Desde que se tem registro da origem do ser humano, ao redor de 200.000 a C, o homo sapiens sempre buscou algum tipo de simbolismo ao sobrenatural (ex: deuses) e mais tarde com o desenvolvimento da agricultura, há cerca de 10.000, estes simbolismos se manifestaram em forma de culto, e ainda foram se modificando tornando-se ainda mais complexos e elaboradas, no modelo que temos e denominamos de religião.

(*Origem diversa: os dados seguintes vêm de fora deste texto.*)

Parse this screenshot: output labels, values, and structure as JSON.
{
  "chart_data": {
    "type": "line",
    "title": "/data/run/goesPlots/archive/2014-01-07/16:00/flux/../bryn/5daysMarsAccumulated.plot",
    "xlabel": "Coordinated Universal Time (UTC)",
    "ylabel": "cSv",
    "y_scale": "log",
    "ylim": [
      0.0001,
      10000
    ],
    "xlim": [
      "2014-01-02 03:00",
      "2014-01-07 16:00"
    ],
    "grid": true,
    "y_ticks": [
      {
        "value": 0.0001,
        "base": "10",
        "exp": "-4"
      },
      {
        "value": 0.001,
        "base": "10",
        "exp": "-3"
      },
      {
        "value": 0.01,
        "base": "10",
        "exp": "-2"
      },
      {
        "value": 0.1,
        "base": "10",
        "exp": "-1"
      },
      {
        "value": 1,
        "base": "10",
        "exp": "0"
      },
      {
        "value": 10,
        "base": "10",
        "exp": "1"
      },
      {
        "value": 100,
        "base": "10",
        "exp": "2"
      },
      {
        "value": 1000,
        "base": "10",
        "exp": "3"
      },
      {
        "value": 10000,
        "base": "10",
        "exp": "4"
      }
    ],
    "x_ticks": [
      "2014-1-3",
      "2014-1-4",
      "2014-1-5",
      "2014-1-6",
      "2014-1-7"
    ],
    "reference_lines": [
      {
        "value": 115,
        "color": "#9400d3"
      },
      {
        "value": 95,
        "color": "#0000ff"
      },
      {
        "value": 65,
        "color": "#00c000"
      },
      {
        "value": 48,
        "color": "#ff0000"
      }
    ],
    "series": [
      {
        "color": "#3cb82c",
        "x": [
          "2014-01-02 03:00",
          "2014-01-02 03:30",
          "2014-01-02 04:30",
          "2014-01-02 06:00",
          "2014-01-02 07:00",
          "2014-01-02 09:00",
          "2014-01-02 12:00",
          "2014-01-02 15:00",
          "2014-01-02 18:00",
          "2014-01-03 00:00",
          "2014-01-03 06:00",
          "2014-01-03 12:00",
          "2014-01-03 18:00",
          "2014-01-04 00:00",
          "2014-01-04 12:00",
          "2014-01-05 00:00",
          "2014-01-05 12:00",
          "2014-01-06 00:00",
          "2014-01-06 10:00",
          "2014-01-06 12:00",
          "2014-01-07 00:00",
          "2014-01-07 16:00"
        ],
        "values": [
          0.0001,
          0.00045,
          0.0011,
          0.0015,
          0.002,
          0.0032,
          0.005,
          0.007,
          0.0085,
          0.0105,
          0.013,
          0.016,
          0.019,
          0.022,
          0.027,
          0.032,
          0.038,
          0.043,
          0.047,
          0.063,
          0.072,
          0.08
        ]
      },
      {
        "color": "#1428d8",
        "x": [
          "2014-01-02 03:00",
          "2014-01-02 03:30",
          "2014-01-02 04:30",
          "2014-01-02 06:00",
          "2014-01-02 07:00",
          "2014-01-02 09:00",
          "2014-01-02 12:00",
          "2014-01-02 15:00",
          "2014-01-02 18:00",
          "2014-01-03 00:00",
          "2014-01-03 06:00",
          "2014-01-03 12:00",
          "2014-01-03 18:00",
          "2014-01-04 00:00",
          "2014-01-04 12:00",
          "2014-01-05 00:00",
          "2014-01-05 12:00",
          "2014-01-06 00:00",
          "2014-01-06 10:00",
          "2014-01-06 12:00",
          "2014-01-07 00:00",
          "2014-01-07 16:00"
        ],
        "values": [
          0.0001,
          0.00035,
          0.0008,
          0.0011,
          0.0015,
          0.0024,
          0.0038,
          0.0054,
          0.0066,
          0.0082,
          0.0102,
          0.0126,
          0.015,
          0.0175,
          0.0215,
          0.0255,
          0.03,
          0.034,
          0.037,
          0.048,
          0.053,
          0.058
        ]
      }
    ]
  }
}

Como definição a religião é um sistema complexo de crenças e práticas que buscam transcender uma explicação racional da realidade e oferecem respostas para questões existenciais humanas conectando indivíduos através deste sistema complexo de crenças e práticas.  Elas podem ser classificadas como monoteístas, politeístas ou panteístas, cada uma com diferentes visões do divino.

o homem leão

Homem-Leão (Löwenmensch) esculpido em marfim de mamute, 35-41.000 anos (Paleolítico Superior) um dos exemplos mais antigos conhecido de abstrações humanas em forma de arte. Está exposto no Museu de Ulm, na cidade de Ulm, Alemanha.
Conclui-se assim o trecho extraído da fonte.